01 oct 2007
Alkarama for Human Rights, 1 octobre 2007
Le Comité des droits de l'homme a notifié à l'avocat de M. Ali Benhadj ses Constatations , rendues au cours de sa 90ème session tenue à Genève du 9 au 27 juillet 2007, dans l'affaire de la condamnation de M. Ali Benhadj à 12 années de réclusion criminelle par le tribunal militaire de Blida.
Le Groupe de travail de l'ONU sur la détention arbitraire saisi le 16 janvier 2001 avait déjà déclaré arbitraire la détention des principaux dirigeants du FIS dans un avis rendu le 3 décembre 2001 et avait demandé au gouvernement algérien " de prendre les mesures nécessaires pour remédier à la situation et la mettre en conformité avec les principes énoncés dans la Déclaration universelle des droits de l'Homme et le Pacte international relatif aux droits civils et politiques ".

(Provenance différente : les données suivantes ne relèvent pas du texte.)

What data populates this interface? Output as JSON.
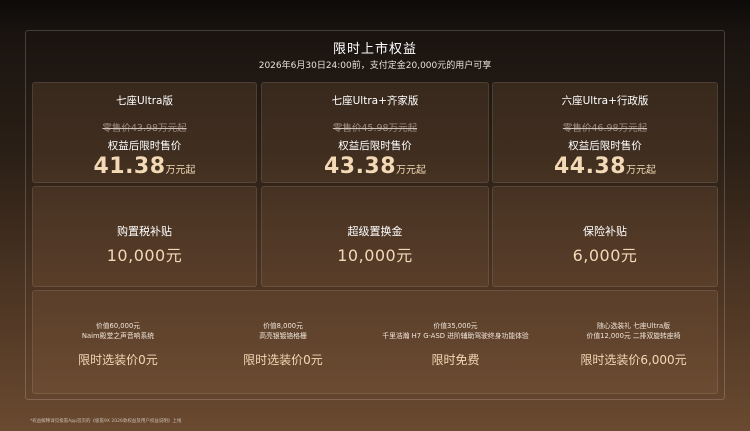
{
  "header": {
    "title": "限时上市权益",
    "subtitle": "2026年6月30日24:00前，支付定金20,000元的用户可享"
  },
  "models": [
    {
      "name": "七座Ultra版",
      "retail": "零售价43.98万元起",
      "after_label": "权益后限时售价",
      "price": "41.38",
      "unit": "万元起"
    },
    {
      "name": "七座Ultra+齐家版",
      "retail": "零售价45.98万元起",
      "after_label": "权益后限时售价",
      "price": "43.38",
      "unit": "万元起"
    },
    {
      "name": "六座Ultra+行政版",
      "retail": "零售价46.98万元起",
      "after_label": "权益后限时售价",
      "price": "44.38",
      "unit": "万元起"
    }
  ],
  "subsidies": [
    {
      "label": "购置税补贴",
      "amount": "10,000元"
    },
    {
      "label": "超级置换金",
      "amount": "10,000元"
    },
    {
      "label": "保险补贴",
      "amount": "6,000元"
    }
  ],
  "options": [
    {
      "line1": "价值60,000元",
      "line2": "Naim殿堂之声音响系统",
      "offer": "限时选装价0元"
    },
    {
      "line1": "价值8,000元",
      "line2": "高亮银镀铬格栅",
      "offer": "限时选装价0元"
    },
    {
      "line1": "价值35,000元",
      "line2": "千里浩瀚 H7 G-ASD 进阶辅助驾驶终身功能体验",
      "offer": "限时免费"
    },
    {
      "line1": "随心选装礼 七座Ultra版",
      "line2": "价值12,000元 二排双旋转座椅",
      "offer": "限时选装价6,000元"
    }
  ],
  "footnote": "*权益解释详见极氪App首页的《极氪9X 2026款权益及用户权益说明》上线"
}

Aucune suite n'avait alors été donnée par le gouvernement algérien à cet avis de l'ONU, suite à quoi la famille de M. Ali Benhadj, représentée par Maître Rachid Mesli, avait saisi le Comité des droits de l'Homme, organe de surveillance de la Convention internationale ratifiée par l'Algérie le 12 septembre 1989, considérant que sa condamnation par un tribunal militaire à la suite d'un procès manifestement inéquitable ainsi que les conditions inhumaines de sa détention au secret, constituaient une violation par l'Algérie de ses obligations internationales.
Le Comité des droits de l'Homme de l'ONU vient donc de faire droit à la plainte déposée à Genève le 31 mars 2003 au nom du vice-président du FIS dissous.
Le Comité a relevé en particulier le fait que M. Ali Benhadj avait été jugé en 1992 par un tribunal militaire pour " atteinte à la sûreté de l'Etat " et au " bon fonctionnement de l'économie nationale " sans que L'Etat algérien n'ait alors justifié le recours à ce tribunal ni démontré que les tribunaux civils ordinaires ou " d'autres formes alternatives de tribunaux spéciaux ou de haute sécurité " n'étaient pas en mesure d'entreprendre ce procès. " De surcroît, le procès n'a pas été public sans que le tribunal n'avance de justifications légales et certains de ses avocats n'ont pas pu comparaître devant le tribunal. Le Comité conclut que le procès et la condamnation de Ali Benhadj par un tribunal militaire constituent une violation de l'article 14 du Pacte ".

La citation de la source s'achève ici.